Picture a world-carrying turtle. Four elephants on its shell, and a flat planet on their backs.  We want the turtle to be visible from the edge of the world, so have the turtle's length overlap the planet's by about an eighth at front and back.  That should give us a bit of flipper and a head to look at if we're peering down from the very edge, where the ocean turns into a waterfall that tumbles endlessly into space.  For the planet to have the same surface area as the Earth, that would make it about 19,000 Km or very roughly 12,000 miles across.  Big.

We want it to be smaller, because we're about to crash it into an inhabited world.  Let's make it a baby, only about the size of Japan.  That gives us 1,200 Km (750 Mi) of turtle, and makes the world on its back 900 Km (560 Mi) across.  Still big.  If we take a Loggerhead turtle as our template, it's a turtle the size of Ceres, the largest asteroid ever discovered.  It's not a dinosaur killer, it's more like the school bully that beats up dinosaur killers and steals their lunch money.  So instead it makes a semi-controlled landing and immediately dies because something much larger than it is has taken a bite out of its side.

(Sages of the day recorded that something whale-shaped blotted out constellations over several nights, other mystics point out that it had a triangular fin on its back.  Educated men know the world is round and can use parallax measurements to estimate the creature's size, but they quickly run out of beads on their abacus in the attempt.)

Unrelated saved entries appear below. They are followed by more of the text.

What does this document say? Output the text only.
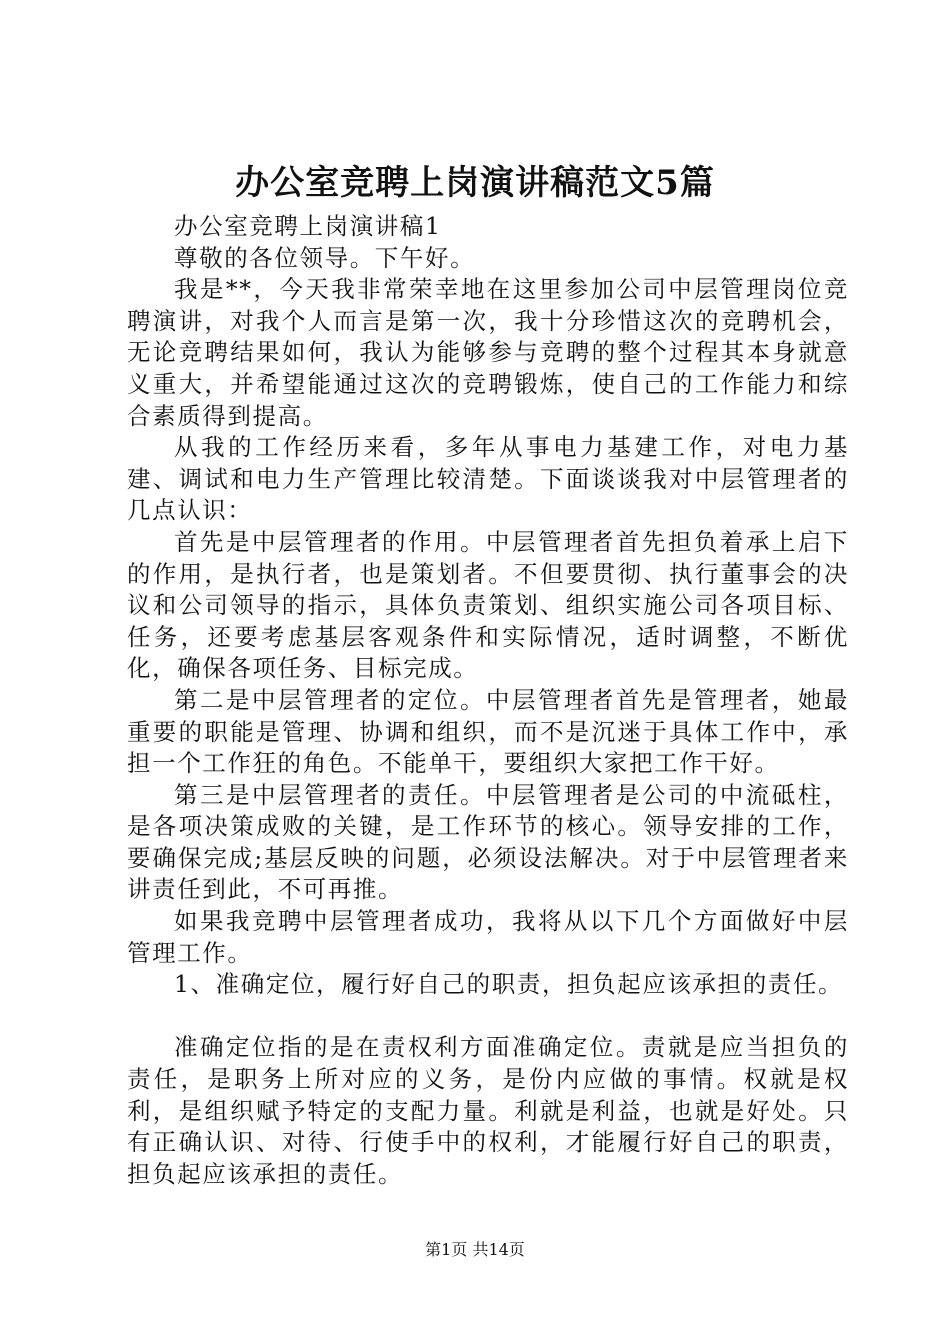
办公室竞聘上岗演讲稿范文5篇

办公室竞聘上岗演讲稿1

尊敬的各位领导。下午好。

我是**，今天我非常荣幸地在这里参加公司中层管理岗位竞聘演讲，对我个人而言是第一次，我十分珍惜这次的竞聘机会，无论竞聘结果如何，我认为能够参与竞聘的整个过程其本身就意义重大，并希望能通过这次的竞聘锻炼，使自己的工作能力和综合素质得到提高。

从我的工作经历来看，多年从事电力基建工作，对电力基建、调试和电力生产管理比较清楚。下面谈谈我对中层管理者的几点认识：

首先是中层管理者的作用。中层管理者首先担负着承上启下的作用，是执行者，也是策划者。不但要贯彻、执行董事会的决议和公司领导的指示，具体负责策划、组织实施公司各项目标、任务，还要考虑基层客观条件和实际情况，适时调整，不断优化，确保各项任务、目标完成。

第二是中层管理者的定位。中层管理者首先是管理者，她最重要的职能是管理、协调和组织，而不是沉迷于具体工作中，承担一个工作狂的角色。不能单干，要组织大家把工作干好。

第三是中层管理者的责任。中层管理者是公司的中流砥柱，是各项决策成败的关键，是工作环节的核心。领导安排的工作，要确保完成;基层反映的问题，必须设法解决。对于中层管理者来讲责任到此，不可再推。

如果我竞聘中层管理者成功，我将从以下几个方面做好中层管理工作。

1、准确定位，履行好自己的职责，担负起应该承担的责任。

准确定位指的是在责权利方面准确定位。责就是应当担负的责任，是职务上所对应的义务，是份内应做的事情。权就是权利，是组织赋予特定的支配力量。利就是利益，也就是好处。只有正确认识、对待、行使手中的权利，才能履行好自己的职责，担负起应该承担的责任。

第1页 共14页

Even a controlled landing by a 1,200 Km turtle is going to mess up your planet.  First there's the noise, the loudest ever heard.  Birds are knocked out of the air by the pressure of the sound wave.  Then there's the hurricane of displaced air, tearing up forests and stripping fields.  The impact (no more than a kiss, really) sends millions of tons of soil and rocks billowing into the atmosphere, blotting out the sun.  All across your continent, dormant volcanoes erupt back into life, spewing magma and toxic gas.  Earthquakes shiver your cities apart.  The first of the great forests far enough from the crash site to have survived begins to burn.  Rocks the size of houses crash down, entire countries distant.

A third of your population dies in the first few hours.  Half that number again starve as crops fail and the landscape plunges into a winter that will last three years.  More are killed by bandits and wandering companies of looting deserters during the civil war that follows, or forced to flee into the wastes as refugees.  It takes a while for civilisation to re-emerge, establish a government and rule of law, and solve enough of its ongoing problems to think about sending an expedition to the site of the impact to see what the hell happened.  Two generations doesn't seem like an unreasonable length of time.

In the meantime, strange rumours have been filtering out of the East (which is arbitrarily where our turtle landed in relation to the new centres of government).  Never-ending salty rain.  An inland sea where none existed before.  Oddly symmetrical mountains on the horizons.  A shining globe above those mountains, half-hidden by a haze of distance.  Enormous, glowing spheres crashing across the landscape.  Strange, savage animals and plants.

It would be a whole new world, within reach of the recovering old world.  I think I could make a campaign out of that.

1 comment:

  1. This would be perfect for an Esoteric Enterprises + Discape game.